Hacker News new | ask | show | jobs
by norkakn 4195 days ago
Clustering is really, really hard.

Cassandra is one of the better ones out there, but you have to deal with its data model and weird consistency promises (which however weird you think they are, are weirder)

The correct way to cluster also changes dramatically depending on your use case. Sure there are things like RAC that promise to make it just work, but those don't scale more than a few nodes.

Mongo is kind of the worst in this - it clusters in one weird way, has bad tooling, and subtly destroys your data at scale.

The general philosophy with postgres is to do it right, or not do it. There are ways to do specific kinds of clustering, but all of them (just like mongo, oracle, etc) have a lot of nuances to them.

If you have a natural shard key, use a bunch of schemas and table inheritance, and eat the downtime during re-shards. Check out citus as well. They have their issues, but they can help you hook up what you need.

3 comments

> If you have a natural shard key, use a bunch of schemas and table inheritance,

They are working on improving FDW API to help make foreign tables available as inheritance children. I think It's a step forward...

This plus zookeeper to manage shard transitions would be awesome.
> Cassandra is one of the better ones out there

I take it you haven't actually used Cassandra much in the last few years. It's data model is almost identical to a typical relational one and it's consistency promises are quite clear:

http://www.datastax.com/documentation/cql/3.0/cql/aboutCQL.h...

And I've scaled Cassandra clusters from 1 to 100 nodes in hours with no issues. It really is quite simple. Likewise have had no issues with MongoDB replica sets. It is definitely not "really, really hard".

> postgres is to do it right, or not do it

What a pathetic cop out. PostgreSQL has been around for decades they've had plenty of time to have a proven, stable solution implemented.

Cassandra avoids some of the really visible issues by being AP instead of CP. Hbase hits them, but dodges a bit by only having row level consistency. They are solving very different problems.

The lack of vector clocks in Cassandra can lead to some very non-intuitive (possible wrong) behavior - check out their counter implementation for some rage on that. It's pretty well made though, and I think C*, Hbase and Postgres all have great uses (along with Redis, and a lot of others)
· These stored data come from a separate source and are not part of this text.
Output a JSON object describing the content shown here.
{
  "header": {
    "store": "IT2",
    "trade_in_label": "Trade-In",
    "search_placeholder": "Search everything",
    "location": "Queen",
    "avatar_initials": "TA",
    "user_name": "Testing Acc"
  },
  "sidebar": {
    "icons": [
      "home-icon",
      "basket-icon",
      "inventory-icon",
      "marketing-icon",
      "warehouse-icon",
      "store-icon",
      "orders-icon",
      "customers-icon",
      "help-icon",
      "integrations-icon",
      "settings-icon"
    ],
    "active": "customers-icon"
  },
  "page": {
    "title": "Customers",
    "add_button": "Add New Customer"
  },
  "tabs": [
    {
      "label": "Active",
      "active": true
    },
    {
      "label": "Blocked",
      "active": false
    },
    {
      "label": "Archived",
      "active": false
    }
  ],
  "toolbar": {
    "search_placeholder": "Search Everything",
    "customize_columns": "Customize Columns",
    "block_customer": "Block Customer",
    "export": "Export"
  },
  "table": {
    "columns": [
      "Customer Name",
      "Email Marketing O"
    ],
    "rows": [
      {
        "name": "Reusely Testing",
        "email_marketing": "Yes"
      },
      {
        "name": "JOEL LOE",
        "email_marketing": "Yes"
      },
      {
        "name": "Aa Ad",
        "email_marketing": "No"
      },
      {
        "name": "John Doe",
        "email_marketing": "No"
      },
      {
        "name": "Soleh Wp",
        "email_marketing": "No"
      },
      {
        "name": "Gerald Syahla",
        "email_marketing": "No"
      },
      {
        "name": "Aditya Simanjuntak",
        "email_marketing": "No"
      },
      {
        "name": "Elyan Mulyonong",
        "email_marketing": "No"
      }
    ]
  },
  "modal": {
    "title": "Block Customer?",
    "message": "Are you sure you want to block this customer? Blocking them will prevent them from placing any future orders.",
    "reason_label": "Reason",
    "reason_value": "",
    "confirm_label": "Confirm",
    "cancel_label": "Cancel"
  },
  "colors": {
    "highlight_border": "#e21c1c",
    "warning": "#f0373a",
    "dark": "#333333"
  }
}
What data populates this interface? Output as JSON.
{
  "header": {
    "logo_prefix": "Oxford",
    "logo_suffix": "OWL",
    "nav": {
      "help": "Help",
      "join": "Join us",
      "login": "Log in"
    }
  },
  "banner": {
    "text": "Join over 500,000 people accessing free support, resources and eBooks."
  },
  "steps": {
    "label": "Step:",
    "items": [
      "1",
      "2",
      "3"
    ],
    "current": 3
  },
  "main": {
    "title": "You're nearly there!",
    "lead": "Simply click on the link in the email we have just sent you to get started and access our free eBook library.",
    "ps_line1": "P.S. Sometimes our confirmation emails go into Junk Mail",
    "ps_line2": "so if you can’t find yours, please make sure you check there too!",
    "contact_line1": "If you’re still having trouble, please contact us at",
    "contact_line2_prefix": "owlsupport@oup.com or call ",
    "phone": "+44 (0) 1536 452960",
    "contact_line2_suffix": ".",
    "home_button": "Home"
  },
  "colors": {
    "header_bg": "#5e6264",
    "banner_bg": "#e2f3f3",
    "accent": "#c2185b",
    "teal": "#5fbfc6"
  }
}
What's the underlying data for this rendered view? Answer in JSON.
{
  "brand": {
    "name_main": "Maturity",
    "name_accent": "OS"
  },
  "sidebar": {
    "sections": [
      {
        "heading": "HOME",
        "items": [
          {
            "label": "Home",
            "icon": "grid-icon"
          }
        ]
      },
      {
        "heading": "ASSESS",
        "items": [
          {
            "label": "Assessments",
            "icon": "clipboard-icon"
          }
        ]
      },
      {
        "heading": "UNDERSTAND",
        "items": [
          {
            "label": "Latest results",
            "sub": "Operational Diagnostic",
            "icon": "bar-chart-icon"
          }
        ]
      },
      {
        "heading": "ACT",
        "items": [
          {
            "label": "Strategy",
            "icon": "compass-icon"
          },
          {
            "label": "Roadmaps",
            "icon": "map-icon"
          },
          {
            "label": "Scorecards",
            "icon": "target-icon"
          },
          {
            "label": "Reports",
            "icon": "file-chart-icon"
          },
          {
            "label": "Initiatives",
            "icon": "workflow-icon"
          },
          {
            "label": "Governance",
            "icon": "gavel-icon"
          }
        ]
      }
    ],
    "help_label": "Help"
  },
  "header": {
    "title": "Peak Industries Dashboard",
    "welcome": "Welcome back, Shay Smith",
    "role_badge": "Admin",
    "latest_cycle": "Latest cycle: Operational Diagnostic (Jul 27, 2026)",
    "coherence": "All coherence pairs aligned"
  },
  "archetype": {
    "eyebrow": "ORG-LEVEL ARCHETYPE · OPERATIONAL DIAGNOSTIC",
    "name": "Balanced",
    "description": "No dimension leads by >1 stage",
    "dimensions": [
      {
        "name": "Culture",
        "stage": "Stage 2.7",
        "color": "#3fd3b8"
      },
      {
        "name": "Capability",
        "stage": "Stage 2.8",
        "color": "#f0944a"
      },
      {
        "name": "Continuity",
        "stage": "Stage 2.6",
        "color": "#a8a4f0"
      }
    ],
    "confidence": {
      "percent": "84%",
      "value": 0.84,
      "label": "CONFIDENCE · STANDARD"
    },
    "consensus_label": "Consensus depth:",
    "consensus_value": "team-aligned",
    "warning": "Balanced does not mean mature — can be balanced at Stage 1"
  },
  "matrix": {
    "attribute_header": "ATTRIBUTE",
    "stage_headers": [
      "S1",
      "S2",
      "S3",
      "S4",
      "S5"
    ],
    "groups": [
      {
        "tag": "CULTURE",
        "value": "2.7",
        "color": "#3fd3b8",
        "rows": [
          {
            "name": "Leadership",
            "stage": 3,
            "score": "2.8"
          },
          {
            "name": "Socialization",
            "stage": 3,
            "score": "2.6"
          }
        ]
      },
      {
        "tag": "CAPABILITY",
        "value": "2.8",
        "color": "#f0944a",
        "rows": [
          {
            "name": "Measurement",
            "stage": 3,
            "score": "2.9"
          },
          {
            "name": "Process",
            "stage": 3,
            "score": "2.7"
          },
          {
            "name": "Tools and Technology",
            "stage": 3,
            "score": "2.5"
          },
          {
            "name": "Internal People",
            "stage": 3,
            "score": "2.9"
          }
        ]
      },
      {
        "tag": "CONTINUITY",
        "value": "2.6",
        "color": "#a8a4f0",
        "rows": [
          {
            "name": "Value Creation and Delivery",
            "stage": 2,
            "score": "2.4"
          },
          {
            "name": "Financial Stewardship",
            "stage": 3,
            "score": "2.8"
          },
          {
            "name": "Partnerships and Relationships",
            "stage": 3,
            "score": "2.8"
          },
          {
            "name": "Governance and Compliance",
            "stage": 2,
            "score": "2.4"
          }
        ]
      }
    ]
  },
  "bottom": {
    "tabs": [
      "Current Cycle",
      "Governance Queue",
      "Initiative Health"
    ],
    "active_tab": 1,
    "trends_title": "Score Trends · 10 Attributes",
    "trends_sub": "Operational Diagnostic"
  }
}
Mongo tends to get things subtly wrong in ways that corrupt data, or that don't scale, and it gives up both A and C.

It's quite simple until you write code that has to deal with AP (as in CAP), and the limitations that come with it. I have, and what a pain that was.
> Mongo is kind of the worst in this - it clusters in one weird way, has bad tooling, and subtly destroys your data at scale.

I'm genuinely interested. How does Mongo corrupts data? Thanks.

The most infuriating way is that it will roll back its oplog on an election, and sometimes throw away confirmed writes.

Mongos does weird magic as well when it gets confused, and will confirm writes to the wrong shards during "interesting" situations.

This is more than worrysome. I googled for it and found this http://docs.mongodb.org/v2.6/core/replica-set-rollbacks/

Is this behaviour what you are referring to?

> A rollback reverts write operations on a former primary when the member rejoins its replica set after a failover. A rollback is necessary only if the primary had accepted write operations that the secondaries had not successfully replicated before the primary stepped down. When the primary rejoins the set as a secondary, it reverts, or “rolls back,” its write operations to maintain database consistency with the other members.

Yeah, it's worse than it sounds though. If you write to 2/3 nodes, and the third gets elected, you can roll back majority confirmed writes. I think it did even worse things when near capacity, but those are harder to pin down.
So the "majority" write concern is not safe. However it seems that the number of nodes that must confirm a write can be configured http://docs.mongodb.org/manual/core/replica-set-write-concer... From what I read there it seems that if you want to get a confirmation from all the nodes and one gets offline you'll be waiting forever (but there is wtimeout). I'm afraid that any db cluster with any technology has similar problems.